We don’t have a particularly well-developed tradition of giving to the arts; what does Macrae think we need to do to draw more from private or business donors?

“I could be very glib and say we need oil wells, like in Texas. Philanthropy generally comes from very wealthy people and New Zealand doesn’t have a lot of very wealthy people in the same way you might have in America or Europe. We’re incredibly grateful for the individuals we do have, the Dame Jenny Gibbs of this world, but I think we need another gold rush or something. Or we look at new technologies – if you’re making millions from your video game, it’d be great if you put some money towards art performances too.”

If the arts precinct is Macrae’s legacy, his gift to the city, he’s also proud of leading the transition from The Edge to Auckland Live in 2010.

“Between 2010 and 2020 we grew our revenue by more than 100 per cent. That’s wonderful for Auckland because the more we earn, the more we can invest back into the infrastructure and ecology of Auckland performing arts and entertainment.”

Macrae is particularly pleased with the refurbishment of the Aotea Centre, too, a massive undertaking. He cautions, though, against treating the organisation as if it’s a landlord, concerned only with glass and concrete.
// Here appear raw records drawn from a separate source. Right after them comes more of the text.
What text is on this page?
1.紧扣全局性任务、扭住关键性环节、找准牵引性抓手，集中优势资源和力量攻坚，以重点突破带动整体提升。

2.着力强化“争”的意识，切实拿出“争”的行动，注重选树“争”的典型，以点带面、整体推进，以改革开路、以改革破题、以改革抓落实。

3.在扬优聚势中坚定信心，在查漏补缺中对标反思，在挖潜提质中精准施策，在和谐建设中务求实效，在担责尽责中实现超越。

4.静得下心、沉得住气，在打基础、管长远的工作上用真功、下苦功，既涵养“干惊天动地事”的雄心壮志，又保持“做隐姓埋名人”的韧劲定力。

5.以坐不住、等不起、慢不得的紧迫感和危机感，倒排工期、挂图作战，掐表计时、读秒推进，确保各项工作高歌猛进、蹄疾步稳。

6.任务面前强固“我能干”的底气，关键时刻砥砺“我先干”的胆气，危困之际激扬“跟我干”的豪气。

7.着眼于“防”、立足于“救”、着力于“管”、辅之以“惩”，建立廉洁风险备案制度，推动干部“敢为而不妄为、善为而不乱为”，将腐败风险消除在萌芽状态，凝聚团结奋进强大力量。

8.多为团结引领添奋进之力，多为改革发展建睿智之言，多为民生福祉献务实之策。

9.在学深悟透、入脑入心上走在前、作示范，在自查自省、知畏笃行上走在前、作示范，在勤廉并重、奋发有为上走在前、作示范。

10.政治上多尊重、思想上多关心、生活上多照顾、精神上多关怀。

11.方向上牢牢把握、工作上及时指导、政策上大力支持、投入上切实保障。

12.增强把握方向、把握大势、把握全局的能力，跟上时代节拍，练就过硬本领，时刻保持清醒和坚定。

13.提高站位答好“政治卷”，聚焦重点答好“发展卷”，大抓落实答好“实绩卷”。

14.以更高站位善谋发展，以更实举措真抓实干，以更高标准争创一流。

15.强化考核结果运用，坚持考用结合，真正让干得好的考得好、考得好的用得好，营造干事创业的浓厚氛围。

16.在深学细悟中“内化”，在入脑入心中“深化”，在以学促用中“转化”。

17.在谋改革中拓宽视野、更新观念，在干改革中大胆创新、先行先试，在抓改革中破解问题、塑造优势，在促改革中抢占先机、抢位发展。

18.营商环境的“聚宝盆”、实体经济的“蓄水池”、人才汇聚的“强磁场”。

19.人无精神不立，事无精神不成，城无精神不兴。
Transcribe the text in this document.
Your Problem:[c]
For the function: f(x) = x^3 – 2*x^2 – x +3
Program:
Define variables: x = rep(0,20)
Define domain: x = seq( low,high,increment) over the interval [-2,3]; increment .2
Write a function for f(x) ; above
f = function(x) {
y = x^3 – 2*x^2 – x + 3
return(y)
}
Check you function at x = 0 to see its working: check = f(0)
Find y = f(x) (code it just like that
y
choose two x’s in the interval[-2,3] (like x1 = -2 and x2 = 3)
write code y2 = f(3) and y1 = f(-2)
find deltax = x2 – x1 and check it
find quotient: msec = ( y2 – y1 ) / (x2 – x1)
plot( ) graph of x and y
“It’s very important that we remain very strong in performing arts and that there isn’t a feeling we’ll go into a venue-for-rent kind of model,” Macrae says. “Yes, we can put on wonderful performances; yes, we can engage with people; yes, we can do all the education, development and training, but passion and commitment are at the heart of what we do. 

“We do a lot more than just run facilities; we make magic happen.”